Comunicato stampa: 109° anniversario del Genocidio Armeno, il discorso dell’assessora alla pace e ai diritti umani
"Signore, signori buongiorno, saluto Vartan Giacomelli, rappresentante della Comunità Armena e dell’Associazione Italiarmenia e Padre Serop Jamourlian della Congregazione Mechitarista dell’Isola di San Lazzaro degli Armeni.
Ringrazio le autorità civili, militari e religiose presenti a questa cerimonia che ricorda , il Metz Yeghern, il Grande Male come gli armeni indicano il genocidio in Anatolia, tra il 1915 e il 1918. Sono passati 109 anni dall’inizio di quella tragedia, il primo genocidio, purtroppo non l’ultimo, del ventesimo secolo, ma per fortuna il tempo passato non cancella la memoria di quanto accaduto. Ricordare quanto è avvenuto allora è un dovere di memoria per i tanti armeni che furono uccisi, oltre un milione e mezzo e per tutti quelli che senza più nulla, senza un luogo da poter chiamare casa, sono stai costretti a trovare rifugio e ospitalità in giro per il mondo.
Fu un crimine contro l’umanità, oggi lo riconosciamo tutti, con l’unica stridente eccezione della Turchia, figlio di esasperate istanze nazionaliste che tanti danni avrebbero creato in Europa negli anni successivi, ma che all’epoca lasciò abbastanza indifferenti le cancellerie e le opinioni pubbliche dei paesi occidentali. Certo ci furono anche allora persone che non girarono la testa dall’altra parte come Beatrice Rohmer che ad Aleppo, dove arrivavano le colonne dei sopravvissuti alle marce della deportazione, riuscì a organizzare, una struttura che salvò, in due anni, oltre 700 bambini armeni rimasti orfani. Per questa sua azione, che in parte svolse in maniera clandestina e con grande pericolo per la propria vita, è stata riconosciuta Giusta dell’Umanità e a lei lo scorso 6 marzo abbiamo intitolato un albero nel Giardino dei Giusti del Mondo a Terranegra.
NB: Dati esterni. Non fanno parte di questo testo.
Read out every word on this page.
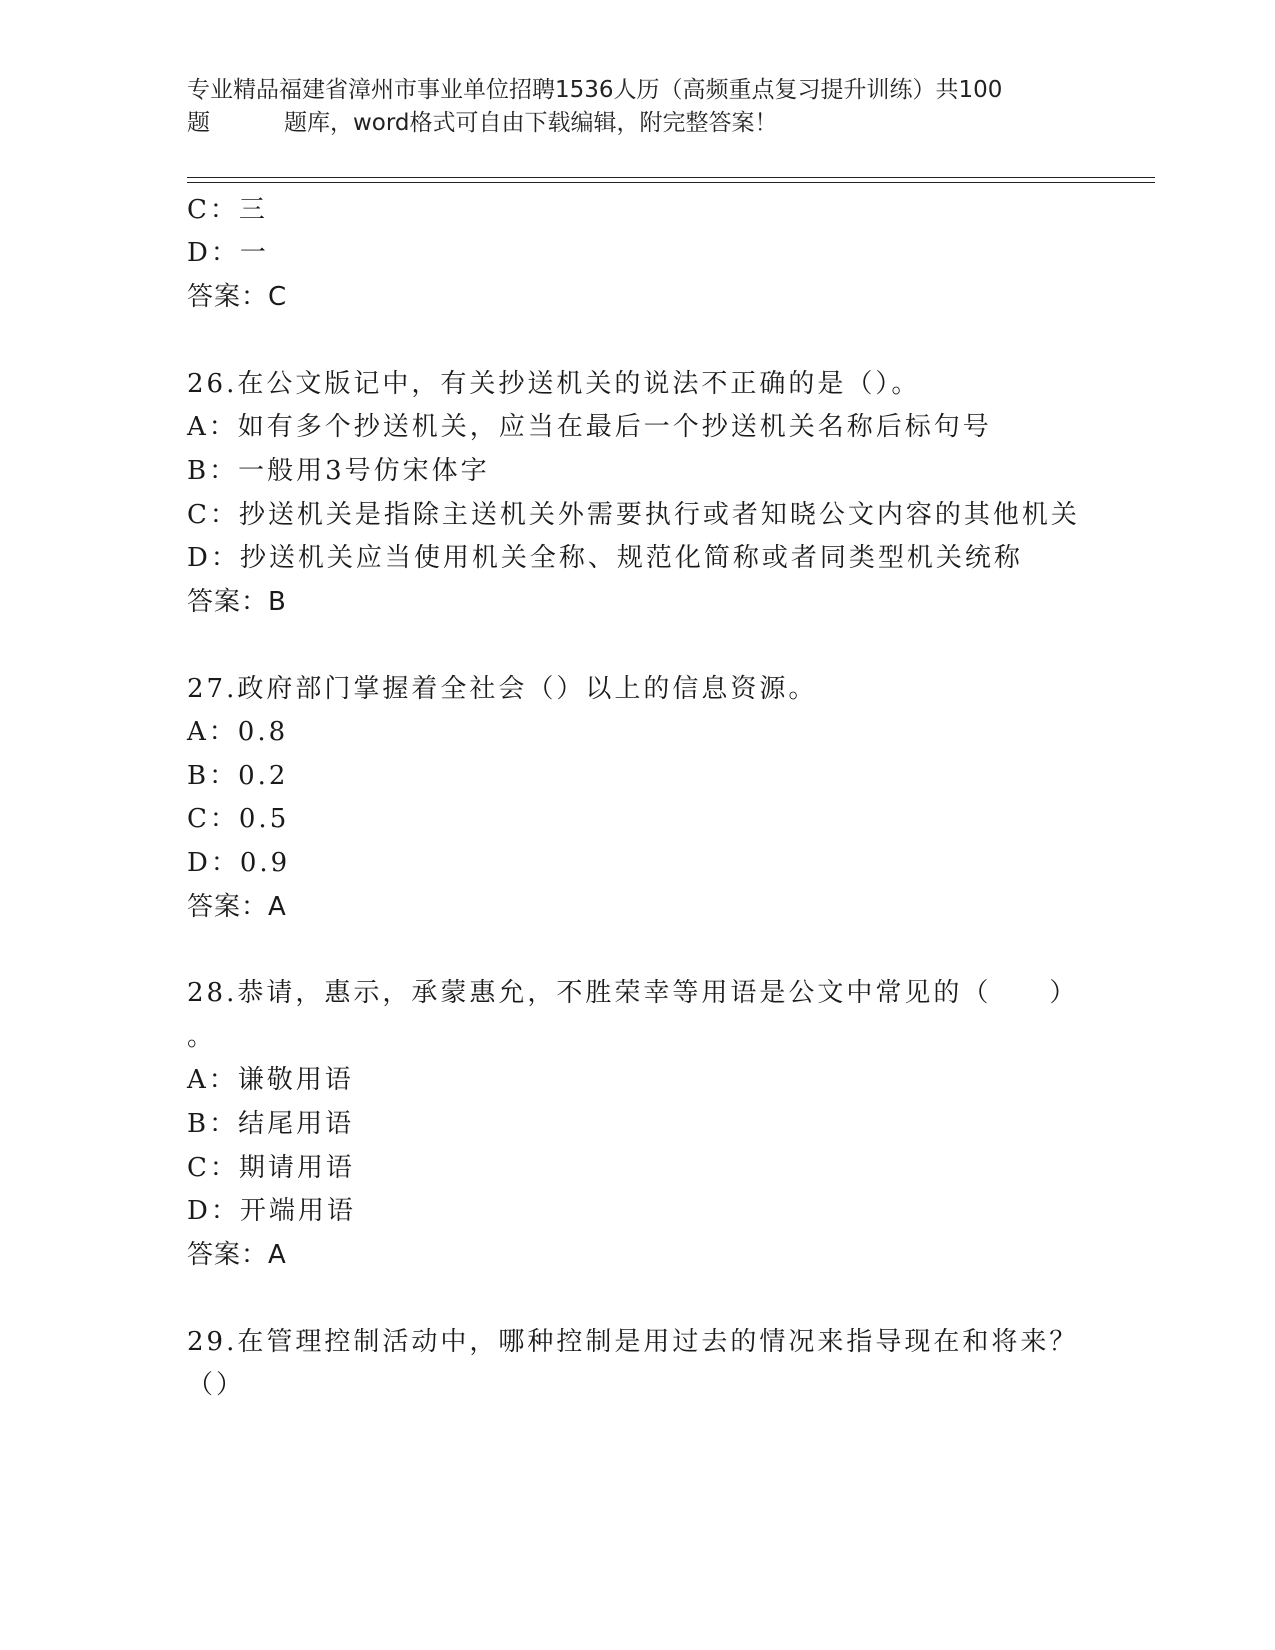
专业精品福建省漳州市事业单位招聘1536人历（高频重点复习提升训练）共100
题	题库，word格式可自由下载编辑，附完整答案！
C：三
D：一
答案：C
26.在公文版记中，有关抄送机关的说法不正确的是（）。
A：如有多个抄送机关，应当在最后一个抄送机关名称后标句号
B：一般用3号仿宋体字
C：抄送机关是指除主送机关外需要执行或者知晓公文内容的其他机关
D：抄送机关应当使用机关全称、规范化简称或者同类型机关统称
答案：B
27.政府部门掌握着全社会（）以上的信息资源。
A：0.8
B：0.2
C：0.5
D：0.9
答案：A
28.恭请，惠示，承蒙惠允，不胜荣幸等用语是公文中常见的（　　）
。
A：谦敬用语
B：结尾用语
C：期请用语
D：开端用语
答案：A
29.在管理控制活动中，哪种控制是用过去的情况来指导现在和将来？
（）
Un segno non solo di memoria e riconoscenza ma anche di speranza perché ci ricorda che possiamo sempre scegliere da che parte stare. Di speranza, rispetto al diritto di tutti i popoli di vivere in pace in un territorio senza guerre e sopraffazioni abbiamo davvero bisogno. La stessa Armenia vive nuovamnete, in questi mesi il dramma dell’esodo dal Nagorno Karabak praticamente di tutti gli armeni che lì vivevano dopo l’operazione militare dell’Arzebaijan che ha assunto il controllo di quella regione. Anche questa volta nella sostanziale indifferenza della comunità internazionale
Le guerre alle quali assistiamo in questi ultimi due anni hanno drammaticamente riportato alla ribalta la parola genocidio. Assistiamo oggi a un dibattito, in punta di diritto, se questo o quel conflitto possa essere definito o meno genocidio. La realtà dei fatti è che a pagare il prezzo più alto è sempre la popolazione civile, le donne, i bambini, sacrificati a fanatiche ideologie, nazionalismi esasperati e inconfessabili interessi economici. Dobbiamo dire basta a tutto questo perché questa violenza genera solo altra violenza, perché non è possibile immaginare che l’unico linguaggio sia quello della forza e delle armi.
In questi giorni sulle pagine dei giornali ha trovato posto una fotografia, vincitrice del più importante premio fotogiornalistico del mondo, sulla quale dovremmo tutti riflettere. Se non la avete vista, andatela davvero a cercare. Rappresenta una donna disperata che abbraccia il corpo, avvolto in un sudario, di sua nipote, una bimba di appena nove anni. I loro volti non si vedono, e questo rende ancora più drammatica la scena che a noi ricorda immediatamente una Pietà. Rappresenta, come meglio non si potrebbe, il male e la violenza di tutte le guerre, il dolore di tutte le madri, la sconfitta di tutte le ragioni. Il rischio che dobbiamo evitare è quello di una progressiva abitudine a questi scenari di violenza, in un’indifferenza direttamente proporzionale alla distanza da questi teatri di guerra e alle conseguenze che possono avere sulla nostra tranquilla vita quotidiana.
Trovarci qui oggi, non è quindi solo un momento di memoria che ricorda, doverosamente un dramma del passato, ma una occasione di riflessione sui meccanismi, politici, economici, sociali, che nonostante tutto, nonostante ogni volta si dica, mai più, ripropongono drammaticamente gli stessi errori e gli stessi orrori. Non possiamo immaginare che qualcosa o qualcuno dall’alto cambi tutto questo. Sta ad ognuno di noi, nel quotidiano, fare quello che può, con le parole e con le proprie azioni perché si percorrano strade diverse. Esserne consapevoli è già il primo passo".